I am obsessed with stars and galaxies but it depresses me to know that they will be swallowed by a selfishly hungry blackhole. Yet that is not what I love to stare at. It is how they explode and die in supernova the same way thinking about me ends in whatever. I have lost count on the number of ceilings I have stared before to have someone get to my heart through my legs in the name of love. And what if I learnt that you are obsessed with thighs and breasts, would it be enough if I took you to KFC to watch you eat and breath in what you love? Though Geography is my forte and I would love to let you drown in my valleys. The way your fires would extinguish my glaciers. But History is a subject too that holds so much of my mystery. What part of me do you want to marry? Is it the entire syllabus of my skin or is it just the part between my waistline and my knees? Or I am tired to get to my knees when it is not hard while this entire time I want to stand taller because I have looked down for long.

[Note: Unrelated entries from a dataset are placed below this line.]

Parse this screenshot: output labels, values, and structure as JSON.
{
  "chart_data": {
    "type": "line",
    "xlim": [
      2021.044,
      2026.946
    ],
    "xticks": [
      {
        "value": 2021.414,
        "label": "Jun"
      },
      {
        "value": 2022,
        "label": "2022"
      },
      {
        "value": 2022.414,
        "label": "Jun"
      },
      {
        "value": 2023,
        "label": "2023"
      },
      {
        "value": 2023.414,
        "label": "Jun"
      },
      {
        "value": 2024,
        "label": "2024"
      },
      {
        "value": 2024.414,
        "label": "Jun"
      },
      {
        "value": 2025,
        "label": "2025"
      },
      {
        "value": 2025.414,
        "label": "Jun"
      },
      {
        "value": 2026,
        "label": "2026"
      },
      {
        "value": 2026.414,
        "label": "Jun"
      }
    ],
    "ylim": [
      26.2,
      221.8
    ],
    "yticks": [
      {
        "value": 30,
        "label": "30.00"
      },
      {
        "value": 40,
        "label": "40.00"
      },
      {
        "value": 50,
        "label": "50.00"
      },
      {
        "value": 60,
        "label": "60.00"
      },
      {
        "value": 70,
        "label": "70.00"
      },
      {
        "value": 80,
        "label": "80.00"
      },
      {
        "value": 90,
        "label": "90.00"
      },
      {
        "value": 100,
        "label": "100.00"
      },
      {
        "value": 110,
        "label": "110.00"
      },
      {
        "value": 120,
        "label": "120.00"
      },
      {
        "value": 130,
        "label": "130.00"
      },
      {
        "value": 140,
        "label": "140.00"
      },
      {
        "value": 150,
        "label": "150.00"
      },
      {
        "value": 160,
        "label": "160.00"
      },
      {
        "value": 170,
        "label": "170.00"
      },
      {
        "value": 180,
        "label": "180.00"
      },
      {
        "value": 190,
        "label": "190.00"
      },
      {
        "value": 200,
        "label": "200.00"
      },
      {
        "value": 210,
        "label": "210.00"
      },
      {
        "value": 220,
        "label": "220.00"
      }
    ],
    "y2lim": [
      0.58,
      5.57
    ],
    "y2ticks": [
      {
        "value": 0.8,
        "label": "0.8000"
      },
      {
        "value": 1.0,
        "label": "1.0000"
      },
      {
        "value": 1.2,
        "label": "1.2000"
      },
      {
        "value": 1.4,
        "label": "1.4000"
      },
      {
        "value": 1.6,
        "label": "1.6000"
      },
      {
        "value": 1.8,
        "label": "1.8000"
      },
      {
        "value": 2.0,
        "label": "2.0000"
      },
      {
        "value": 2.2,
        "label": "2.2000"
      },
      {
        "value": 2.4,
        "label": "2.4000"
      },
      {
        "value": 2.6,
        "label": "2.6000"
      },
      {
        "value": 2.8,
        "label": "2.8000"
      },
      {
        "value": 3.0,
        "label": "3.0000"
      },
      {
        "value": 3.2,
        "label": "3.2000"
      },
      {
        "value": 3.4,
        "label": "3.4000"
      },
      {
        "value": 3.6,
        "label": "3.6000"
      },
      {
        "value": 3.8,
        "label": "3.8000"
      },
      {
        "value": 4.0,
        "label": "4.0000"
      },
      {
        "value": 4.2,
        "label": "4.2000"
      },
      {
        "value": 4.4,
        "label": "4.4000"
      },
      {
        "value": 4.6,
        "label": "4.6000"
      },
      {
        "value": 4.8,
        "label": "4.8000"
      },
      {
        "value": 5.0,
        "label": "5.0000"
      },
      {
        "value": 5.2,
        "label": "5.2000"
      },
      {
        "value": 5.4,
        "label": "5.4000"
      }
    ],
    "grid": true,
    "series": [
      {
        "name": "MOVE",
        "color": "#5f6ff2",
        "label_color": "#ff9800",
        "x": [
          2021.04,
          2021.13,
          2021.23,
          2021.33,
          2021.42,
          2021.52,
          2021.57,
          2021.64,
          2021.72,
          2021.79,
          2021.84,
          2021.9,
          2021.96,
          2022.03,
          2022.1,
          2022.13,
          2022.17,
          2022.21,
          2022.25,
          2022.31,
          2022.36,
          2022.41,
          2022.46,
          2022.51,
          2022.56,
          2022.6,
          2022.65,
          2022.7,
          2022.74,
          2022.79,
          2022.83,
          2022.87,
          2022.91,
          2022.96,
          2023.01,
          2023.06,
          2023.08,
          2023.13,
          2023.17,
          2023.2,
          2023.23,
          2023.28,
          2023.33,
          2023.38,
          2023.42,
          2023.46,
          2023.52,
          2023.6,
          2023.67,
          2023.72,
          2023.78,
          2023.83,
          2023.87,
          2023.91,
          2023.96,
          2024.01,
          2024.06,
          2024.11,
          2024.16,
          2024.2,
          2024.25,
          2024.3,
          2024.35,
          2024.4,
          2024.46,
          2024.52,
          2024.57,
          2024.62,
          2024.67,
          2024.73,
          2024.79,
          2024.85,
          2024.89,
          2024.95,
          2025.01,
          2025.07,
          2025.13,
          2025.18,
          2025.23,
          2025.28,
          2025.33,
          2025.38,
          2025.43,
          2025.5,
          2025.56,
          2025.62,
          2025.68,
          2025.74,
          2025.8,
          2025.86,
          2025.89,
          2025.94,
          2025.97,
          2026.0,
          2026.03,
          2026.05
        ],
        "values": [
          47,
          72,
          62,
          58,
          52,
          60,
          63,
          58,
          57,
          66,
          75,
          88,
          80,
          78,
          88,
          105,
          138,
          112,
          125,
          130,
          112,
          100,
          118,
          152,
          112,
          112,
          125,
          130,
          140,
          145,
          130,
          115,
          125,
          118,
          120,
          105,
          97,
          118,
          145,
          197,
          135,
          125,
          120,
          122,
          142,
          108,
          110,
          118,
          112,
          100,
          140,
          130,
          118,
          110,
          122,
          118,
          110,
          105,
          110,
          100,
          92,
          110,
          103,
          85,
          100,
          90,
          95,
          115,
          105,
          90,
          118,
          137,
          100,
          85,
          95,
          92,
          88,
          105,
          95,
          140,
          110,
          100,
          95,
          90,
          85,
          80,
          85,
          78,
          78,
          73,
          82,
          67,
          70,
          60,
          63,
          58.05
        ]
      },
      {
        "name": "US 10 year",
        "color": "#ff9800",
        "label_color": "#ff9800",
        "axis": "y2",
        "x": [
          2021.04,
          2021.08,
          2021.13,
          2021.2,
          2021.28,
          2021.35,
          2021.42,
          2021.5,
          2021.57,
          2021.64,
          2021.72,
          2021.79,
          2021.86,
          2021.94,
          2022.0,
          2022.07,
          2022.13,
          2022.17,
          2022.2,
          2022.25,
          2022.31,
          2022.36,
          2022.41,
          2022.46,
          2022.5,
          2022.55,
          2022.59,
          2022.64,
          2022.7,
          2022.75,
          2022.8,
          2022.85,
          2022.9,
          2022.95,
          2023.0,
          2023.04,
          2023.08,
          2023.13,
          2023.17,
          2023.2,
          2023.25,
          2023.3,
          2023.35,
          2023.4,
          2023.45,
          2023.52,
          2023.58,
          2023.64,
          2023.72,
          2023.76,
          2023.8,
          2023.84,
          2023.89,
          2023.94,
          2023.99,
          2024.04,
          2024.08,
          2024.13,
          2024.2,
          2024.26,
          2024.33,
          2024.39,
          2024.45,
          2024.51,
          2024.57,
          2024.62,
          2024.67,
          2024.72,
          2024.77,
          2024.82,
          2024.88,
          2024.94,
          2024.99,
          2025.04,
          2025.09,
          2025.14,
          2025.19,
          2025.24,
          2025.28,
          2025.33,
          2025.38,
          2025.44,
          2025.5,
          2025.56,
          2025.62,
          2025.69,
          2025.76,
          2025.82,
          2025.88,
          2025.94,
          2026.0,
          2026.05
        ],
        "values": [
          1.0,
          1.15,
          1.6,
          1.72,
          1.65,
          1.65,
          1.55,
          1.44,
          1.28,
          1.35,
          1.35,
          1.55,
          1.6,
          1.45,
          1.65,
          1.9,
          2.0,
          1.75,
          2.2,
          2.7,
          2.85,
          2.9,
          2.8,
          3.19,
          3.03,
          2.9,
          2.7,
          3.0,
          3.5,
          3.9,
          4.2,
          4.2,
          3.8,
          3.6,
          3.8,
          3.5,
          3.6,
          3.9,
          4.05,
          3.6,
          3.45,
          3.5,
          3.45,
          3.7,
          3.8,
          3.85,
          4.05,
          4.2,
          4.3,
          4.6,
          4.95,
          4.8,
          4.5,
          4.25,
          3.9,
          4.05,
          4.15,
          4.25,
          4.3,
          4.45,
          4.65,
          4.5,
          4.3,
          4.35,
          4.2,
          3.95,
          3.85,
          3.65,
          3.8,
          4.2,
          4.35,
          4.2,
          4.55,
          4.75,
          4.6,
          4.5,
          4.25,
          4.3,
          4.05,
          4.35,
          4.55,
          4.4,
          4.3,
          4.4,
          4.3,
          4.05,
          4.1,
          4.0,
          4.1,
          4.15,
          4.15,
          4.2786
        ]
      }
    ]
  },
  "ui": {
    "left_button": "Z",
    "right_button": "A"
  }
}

On the outside I am made of steel but on this other side of my skin, I am soft. Though the tongue has no bones but trust me enough to let you discover that words rip me apart and it gets brutal when they penetrate deep in this other part of my skin. That I am never deep, I am just bold. So sometimes you would let anger control your elbow and when you raise your hand to hit me, it is not the bruises that damage me but the words you let out when your lips part. And my tears turn to a storm when those words cut loose my vocal cords; so given a chance to hurt you back, I never do it. Do you get it? That I am obsessed with things. So sometimes I demand everything and you give me nothing; and both are things. What if you learnt that I do not know what a healthy relationship looks like because I am love malnourished, would you take all this love I don’t give myself and put it in good use?
I am all-or-nothing person so if I fall in love I am all in for you. And I don’t want to be limited to loving just you because I want to be head over heals for all of you. But I am too complex and complicated for it to be so simple. All I ask is that you fall for all my infinite complexities too and with inches of both sides of my skin.